“Forbidden Fruit, A Woman’s Worth: The Fear of Rejection”

My earliest childhood memories include walks with my Dad.  On any given day we would travel to the grocery store, corner market, or our favorite Chinese restaurant across the street.  My view of the world from 2ft tall included the sun beaming in my eyes, an ice cream cone in one hand and my Dad’s palm in the other.  I remember asking Daddy why the sun and the moon were in the sky at the same time but there were no stars.  I recall seeing my first eclipse and thinking the way things were would be the way they’d always be.  One particular day, we happened upon an acquaintance of my Dad’s, he never mixed his family with associates so it was kind of odd. I stood slightly behind him while they spoke and I remember the strange man looking down at me and saying, “wow, man your daughter is so pretty,” I scoffed and my Dad replied, “don’t speak to or look at my daughter, I don’t play about my family”.

The exchange above may have seemed harsh but let me add a little context. My parents taught me a few things by the time I was seven: never talk to strangers, your real compliments come from home, and never get too comfortable around men. No males outside of my Father, were not allowed to pick me up. I never sat in ANY man’s lap (including my Father). I only gave and received kisses on the cheeks from my Dad, and the list of in home etiquette goes on.  It wasn’t until much later that I learned that most little girls weren’t taught the same behaviors by their Fathers. Because of my upbringing, having a strange man compliment me seemed offensive. The narrative in my head was, “how dare he compliment me, only my Daddy can do that”. My parents definitely raised a little Princess that didn’t rely on the compliments of others to determine her self worth or standards of beauty.
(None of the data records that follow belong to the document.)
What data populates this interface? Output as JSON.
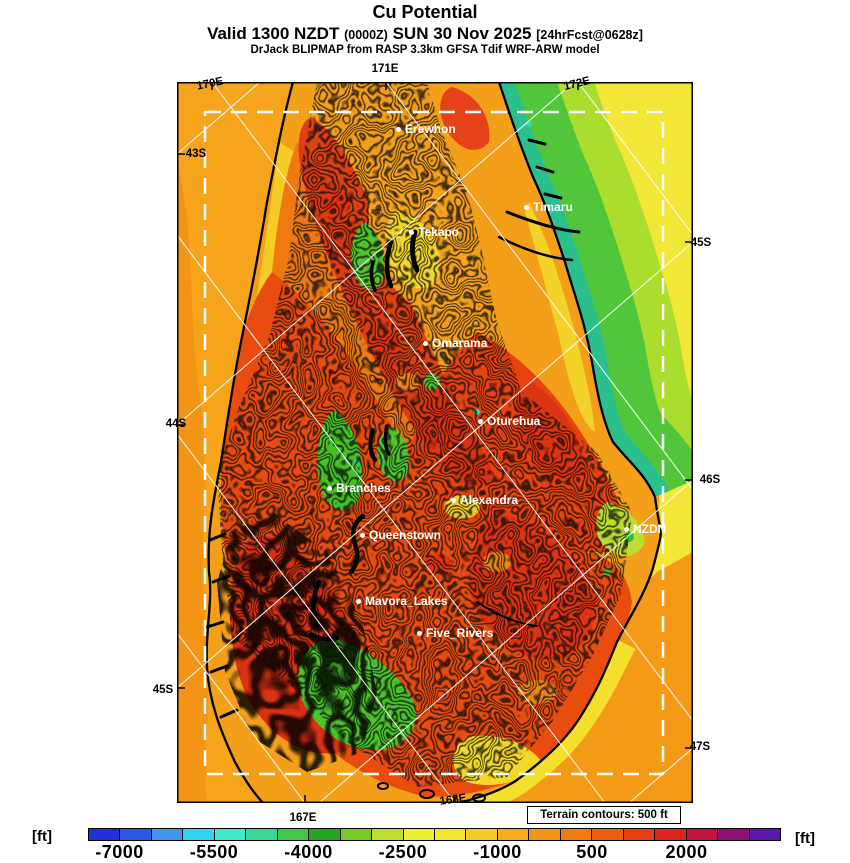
{
  "title": "Cu Potential",
  "valid_line": {
    "part1": "Valid 1300 NZDT",
    "zulu": "(0000Z)",
    "part2": "SUN 30 Nov 2025",
    "fcst": "[24hrFcst@0628z]"
  },
  "model_line": "DrJack BLIPMAP from RASP 3.3km GFSA Tdif WRF-ARW model",
  "map": {
    "terrain_note": "Terrain contours: 500 ft",
    "lon_labels_top": [
      {
        "label": "170E"
      },
      {
        "label": "171E"
      },
      {
        "label": "172E"
      }
    ],
    "lon_labels_bottom": [
      {
        "label": "167E"
      },
      {
        "label": "168E"
      }
    ],
    "lat_labels_left": [
      {
        "label": "43S"
      },
      {
        "label": "44S"
      },
      {
        "label": "45S"
      }
    ],
    "lat_labels_right": [
      {
        "label": "45S"
      },
      {
        "label": "46S"
      },
      {
        "label": "47S"
      }
    ],
    "cities": [
      {
        "name": "Erewhon"
      },
      {
        "name": "Timaru"
      },
      {
        "name": "Tekapo"
      },
      {
        "name": "Omarama"
      },
      {
        "name": "Oturehua"
      },
      {
        "name": "Branches"
      },
      {
        "name": "Alexandra"
      },
      {
        "name": "NZDN"
      },
      {
        "name": "Queenstown"
      },
      {
        "name": "Mavora_Lakes"
      },
      {
        "name": "Five_Rivers"
      }
    ]
  },
  "colorbar": {
    "unit_left": "[ft]",
    "unit_right": "[ft]",
    "min_ft": -7500,
    "max_ft": 3500,
    "step_ft": 500,
    "tick_labels": [
      "-7000",
      "-5500",
      "-4000",
      "-2500",
      "-1000",
      "500",
      "2000"
    ],
    "colors": [
      "#2130dd",
      "#2b59e4",
      "#3f97f0",
      "#2fd4f0",
      "#40e9c7",
      "#3bd795",
      "#43c548",
      "#23a620",
      "#7bc82a",
      "#bcdc2e",
      "#eeee35",
      "#f4e52e",
      "#f6cb24",
      "#f7ab1d",
      "#f59517",
      "#f17a12",
      "#ed5e0e",
      "#e8400f",
      "#dd2418",
      "#c5123e",
      "#8c136e",
      "#5a17ae"
    ]
  }
}
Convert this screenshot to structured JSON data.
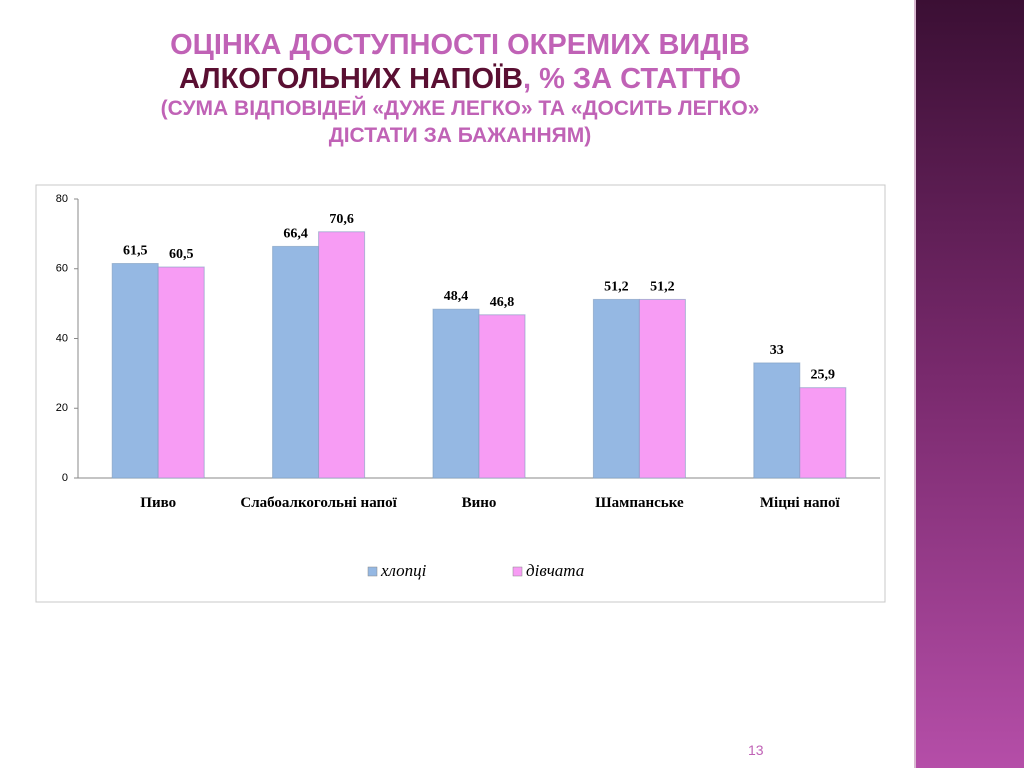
{
  "slide": {
    "title": [
      "ОЦІНКА ДОСТУПНОСТІ ОКРЕМИХ ВИДІВ",
      "АЛКОГОЛЬНИХ НАПОЇВ",
      ", % ЗА СТАТТЮ",
      "(СУМА ВІДПОВІДЕЙ «ДУЖЕ ЛЕГКО» ТА «ДОСИТЬ ЛЕГКО»",
      "ДІСТАТИ ЗА БАЖАННЯМ)"
    ],
    "slide_number": "13"
  },
  "chart_data": {
    "type": "bar",
    "categories": [
      "Пиво",
      "Слабоалкогольні напої",
      "Вино",
      "Шампанське",
      "Міцні напої"
    ],
    "series": [
      {
        "name": "хлопці",
        "color": "#95b8e3",
        "values": [
          61.5,
          66.4,
          48.4,
          51.2,
          33
        ],
        "value_labels": [
          "61,5",
          "66,4",
          "48,4",
          "51,2",
          "33"
        ]
      },
      {
        "name": "дівчата",
        "color": "#f79cf4",
        "values": [
          60.5,
          70.6,
          46.8,
          51.2,
          25.9
        ],
        "value_labels": [
          "60,5",
          "70,6",
          "46,8",
          "51,2",
          "25,9"
        ]
      }
    ],
    "ylim": [
      0,
      80
    ],
    "yticks": [
      0,
      20,
      40,
      60,
      80
    ],
    "legend": "bottom"
  }
}
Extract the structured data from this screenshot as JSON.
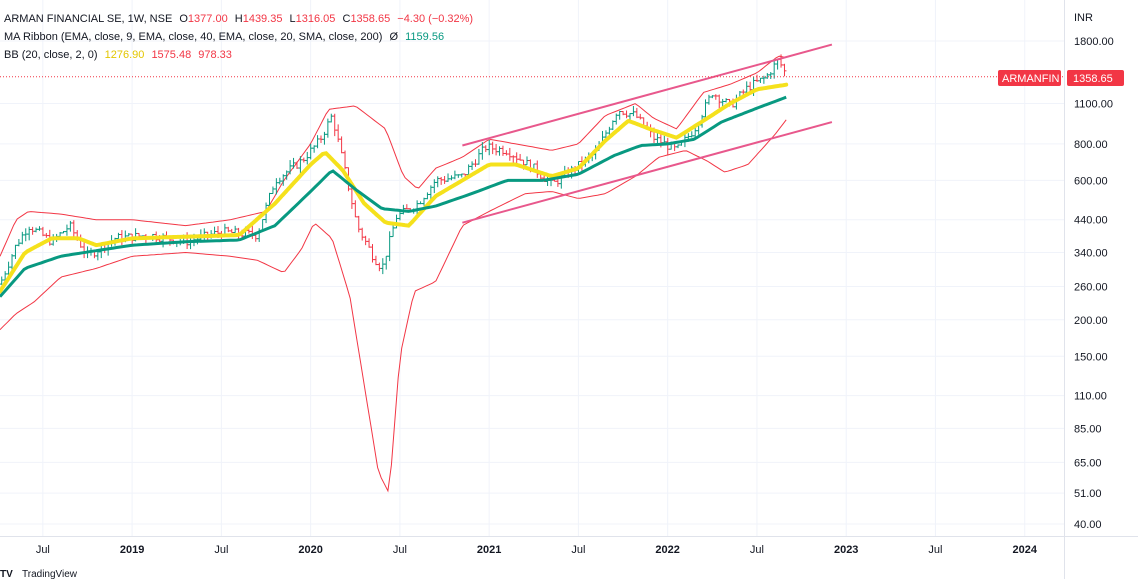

My mind is my greatest treasure! I keep it protected by ensuring that the strongest opinion of who I am comes from my own voice. It’s only right that a woman’s worth should be determined by that particular woman. Consider this, if I altered my personality and/or appearance based on the views expressed by another, eventually I wouldn’t even recognize myself.  I’d be a human collage, stuck in the past of what pleased the last guy, wondering why the current guy isn’t satisfied.  What quality of life would I have? I made it a point to do a mental cleanse after ending a relationship. My parents did an excellent job of preparing me to be in relationships with other people while staying true to my upbringing.  Many of their lessons could be considered offensive to others but those lessons protected my heart and mind.  One of those lessons was, “don’t allow a man to ruin your body.”  Women are susceptible to a large variety of reproductive illnesses and which decrease by leaps and bounds by practicing celibacy, abstinence and by waiting for marriage (provided the betrothed is faithful, has had bloodwork done prior to marriage and hasn’t had multiple partners).  My Mother is an AVID 20/20, local news, World News, 60 Minutes and The View watcher.  Basically, she felt the need to mentally prepare us for every scenario possible.

Women are the most vulnerable prey in today’s society. Those of us who live to see adulthood must pass down our survival skills to the next generation to give them a fighting chance at a healthy life. As an adult, I appreciate my Mother’s reputation among my peers and the lessons both my parents drilled into me about life. The sad reality is, most girls were unprotected and uninformed, in other words, they had more “freedom”.  The lessons I was raised with became lessons many of them would learn the hard way later in life.  I have a tender heart for the plight of women.  There have been so many moments when I’ve cried, in secret, over their pain.  The physical, mental and emotional abuse of women typically begins in conversations where they’re not even present. I heard what males have said about them in private, I had to correct many of them. Men tend to respond better to respect than love. For example, a woman who doesn’t morph at her mate’s every whim and carries herself with discretion typically evokes respect. When you’re a “guy’s girl” like I was, you get an inside look at this twisted logic. This lesson of observation served me well but was very controversial in female environments. Myself and women like me are the forbidden fruit of the foolish.

Most guys I encountered were drawn in by my personality first, I tried to push them away but I underestimated how much men enjoyed a challenge. A majority of the women I know use the attention (or lack of) they receive from men like a scale to determine their value to mankind. I see attention from men as a scale that measures just how little they value me as a human being. The ONLY attention I desire is from the man I’m with because I know the first thing he was attracted to wasn’t physical but mental. If all women considered themselves “forbidden fruit”, I wonder how that would change the male perspective.  If we increased our value, would men then consider us as an investment rather than a tradeable commodity?